Arap coğrafyasının yirminci yüzyıla armağan ettiği en kudretli ses; şarkılarıyla zamanı durduran, kültürel hafızayı inşa eden, ulusal kimliği müziğin ritmiyle yoğuran efsanevi bir ikon.
Ümmü Gülsüm (İng. Umm Kulthum; Alm. Umm Kulthum; Fra. Oum Kalthoum), 1900’lerin başında Nil deltasındaki küçük bir köy olan Tamay ez-Zahayra’da doğmuş, sesi ve yorumu ile 20. yüzyıl Arap müziğinin tartışmasız en büyük figürü hâline gelmiş bir şarkıcı, besteci ve kültürel liderdir. “Kawkab al-Sharq” (Doğunun Yıldızı) lakabıyla anılmış, milyonları peşinden sürükleyen konserleriyle hem Mısır’ın modern ulusal kimliğinin hem Arap dünyasının duygusal belleğinin kurucu seslerinden olmuştur. Sesinin gücü, icrasının derinliği ve cümle kurma biçimi, onu yalnızca bir sanatçı değil, bir kültürel fenomen hâline getirmiştir.
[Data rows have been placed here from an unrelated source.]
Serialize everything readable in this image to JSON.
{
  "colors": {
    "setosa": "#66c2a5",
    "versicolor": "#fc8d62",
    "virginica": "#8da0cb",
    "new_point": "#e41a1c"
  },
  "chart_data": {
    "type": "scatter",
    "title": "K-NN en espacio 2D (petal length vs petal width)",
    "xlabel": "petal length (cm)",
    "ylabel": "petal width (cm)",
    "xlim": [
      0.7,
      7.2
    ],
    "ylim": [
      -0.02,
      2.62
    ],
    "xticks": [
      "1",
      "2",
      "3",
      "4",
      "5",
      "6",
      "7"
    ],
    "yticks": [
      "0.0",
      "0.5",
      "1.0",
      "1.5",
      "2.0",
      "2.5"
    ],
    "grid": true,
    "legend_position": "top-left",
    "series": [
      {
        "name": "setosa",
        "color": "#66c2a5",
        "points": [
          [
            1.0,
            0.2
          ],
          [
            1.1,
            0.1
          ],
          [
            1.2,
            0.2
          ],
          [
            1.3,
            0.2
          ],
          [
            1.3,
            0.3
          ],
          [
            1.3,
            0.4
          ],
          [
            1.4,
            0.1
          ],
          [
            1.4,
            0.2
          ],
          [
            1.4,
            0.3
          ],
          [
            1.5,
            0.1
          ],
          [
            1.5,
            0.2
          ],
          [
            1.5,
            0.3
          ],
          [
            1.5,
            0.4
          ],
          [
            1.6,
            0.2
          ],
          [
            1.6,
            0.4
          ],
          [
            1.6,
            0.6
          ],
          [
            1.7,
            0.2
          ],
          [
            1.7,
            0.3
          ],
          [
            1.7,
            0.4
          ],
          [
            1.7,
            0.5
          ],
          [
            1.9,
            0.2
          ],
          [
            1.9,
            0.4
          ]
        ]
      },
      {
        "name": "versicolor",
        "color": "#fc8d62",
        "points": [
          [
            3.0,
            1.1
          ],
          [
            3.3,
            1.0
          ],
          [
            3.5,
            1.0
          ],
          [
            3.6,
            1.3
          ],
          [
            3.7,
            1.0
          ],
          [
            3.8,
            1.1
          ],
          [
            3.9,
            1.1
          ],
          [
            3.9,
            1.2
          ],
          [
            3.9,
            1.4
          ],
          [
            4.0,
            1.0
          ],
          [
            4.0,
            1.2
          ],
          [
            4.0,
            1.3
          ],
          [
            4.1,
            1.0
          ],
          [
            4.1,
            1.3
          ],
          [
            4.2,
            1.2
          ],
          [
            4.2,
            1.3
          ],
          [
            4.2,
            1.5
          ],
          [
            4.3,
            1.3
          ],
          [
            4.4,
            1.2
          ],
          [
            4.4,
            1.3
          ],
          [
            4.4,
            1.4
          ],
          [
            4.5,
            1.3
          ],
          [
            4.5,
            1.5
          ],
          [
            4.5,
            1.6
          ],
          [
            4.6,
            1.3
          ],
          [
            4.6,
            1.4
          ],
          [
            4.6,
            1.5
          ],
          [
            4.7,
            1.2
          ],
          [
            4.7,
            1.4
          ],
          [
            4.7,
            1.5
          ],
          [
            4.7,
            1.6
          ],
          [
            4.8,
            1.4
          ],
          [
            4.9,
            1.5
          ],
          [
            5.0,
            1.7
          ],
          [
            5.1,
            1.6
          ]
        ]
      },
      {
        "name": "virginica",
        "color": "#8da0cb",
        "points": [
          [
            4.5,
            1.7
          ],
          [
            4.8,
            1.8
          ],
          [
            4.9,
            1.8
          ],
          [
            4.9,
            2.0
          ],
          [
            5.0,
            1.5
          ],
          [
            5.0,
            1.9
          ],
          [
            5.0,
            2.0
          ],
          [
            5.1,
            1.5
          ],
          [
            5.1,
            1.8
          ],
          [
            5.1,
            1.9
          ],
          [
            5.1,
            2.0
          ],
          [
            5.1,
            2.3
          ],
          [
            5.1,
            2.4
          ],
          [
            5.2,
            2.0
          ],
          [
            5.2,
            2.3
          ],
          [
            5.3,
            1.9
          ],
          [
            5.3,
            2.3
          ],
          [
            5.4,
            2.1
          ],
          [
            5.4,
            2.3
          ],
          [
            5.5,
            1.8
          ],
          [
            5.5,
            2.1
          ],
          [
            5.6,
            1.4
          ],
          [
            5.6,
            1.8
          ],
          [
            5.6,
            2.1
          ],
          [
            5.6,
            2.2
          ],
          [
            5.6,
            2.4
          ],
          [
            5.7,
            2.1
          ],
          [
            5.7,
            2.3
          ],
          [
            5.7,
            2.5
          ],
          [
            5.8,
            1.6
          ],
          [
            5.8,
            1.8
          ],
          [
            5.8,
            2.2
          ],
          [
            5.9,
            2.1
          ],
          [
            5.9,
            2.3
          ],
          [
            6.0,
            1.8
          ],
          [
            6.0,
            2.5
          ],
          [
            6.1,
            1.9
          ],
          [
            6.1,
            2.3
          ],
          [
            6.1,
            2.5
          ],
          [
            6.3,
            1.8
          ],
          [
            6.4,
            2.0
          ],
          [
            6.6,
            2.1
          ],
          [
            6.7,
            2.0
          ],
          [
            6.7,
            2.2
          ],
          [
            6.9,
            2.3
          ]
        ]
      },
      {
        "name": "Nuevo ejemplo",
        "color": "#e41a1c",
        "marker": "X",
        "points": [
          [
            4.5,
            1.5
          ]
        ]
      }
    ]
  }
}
Ümmü Gülsüm, çocuk yaşlarda babasının yanında dini kasideler okuyarak müzikle tanıştı. Gençlik yıllarında Kahire’ye taşınması, onun hem şehir kültürünü hem modernleşen Mısır müziğini yakından deneyimlemesini sağladı. 1930’lar ve 40’lar boyunca Muhammed Abdülvahhab, Riyad es-Sunbati ve Baligh Hamdi gibi dönemin büyük bestecileriyle çalışarak Arap klasik müziğinin ufkunu genişletti.
Canlı konserleri, özellikle her ayın ilk Perşembe gecesi radyodan yayınlanan performansları, adeta ulusal bir ritüaldi. Arap dünyasında sokaklar boşalır, milyonlar aynı anda onun sesini dinlerdi. Şarkılarındaki uzun doğaçlamalar, makamların derinliğine hâkimiyeti ve dramatik yorumu, müziğini âdeta ayin niteliğine büründürürdü.
Siyasi açıdan da etkili bir figürdü. Cemal Abdülnasır döneminde konser gelirlerini Mısır’ın yeniden inşasına bağışlamış, ulusal birlik duygusunun simgelerinden biri hâline gelmiştir.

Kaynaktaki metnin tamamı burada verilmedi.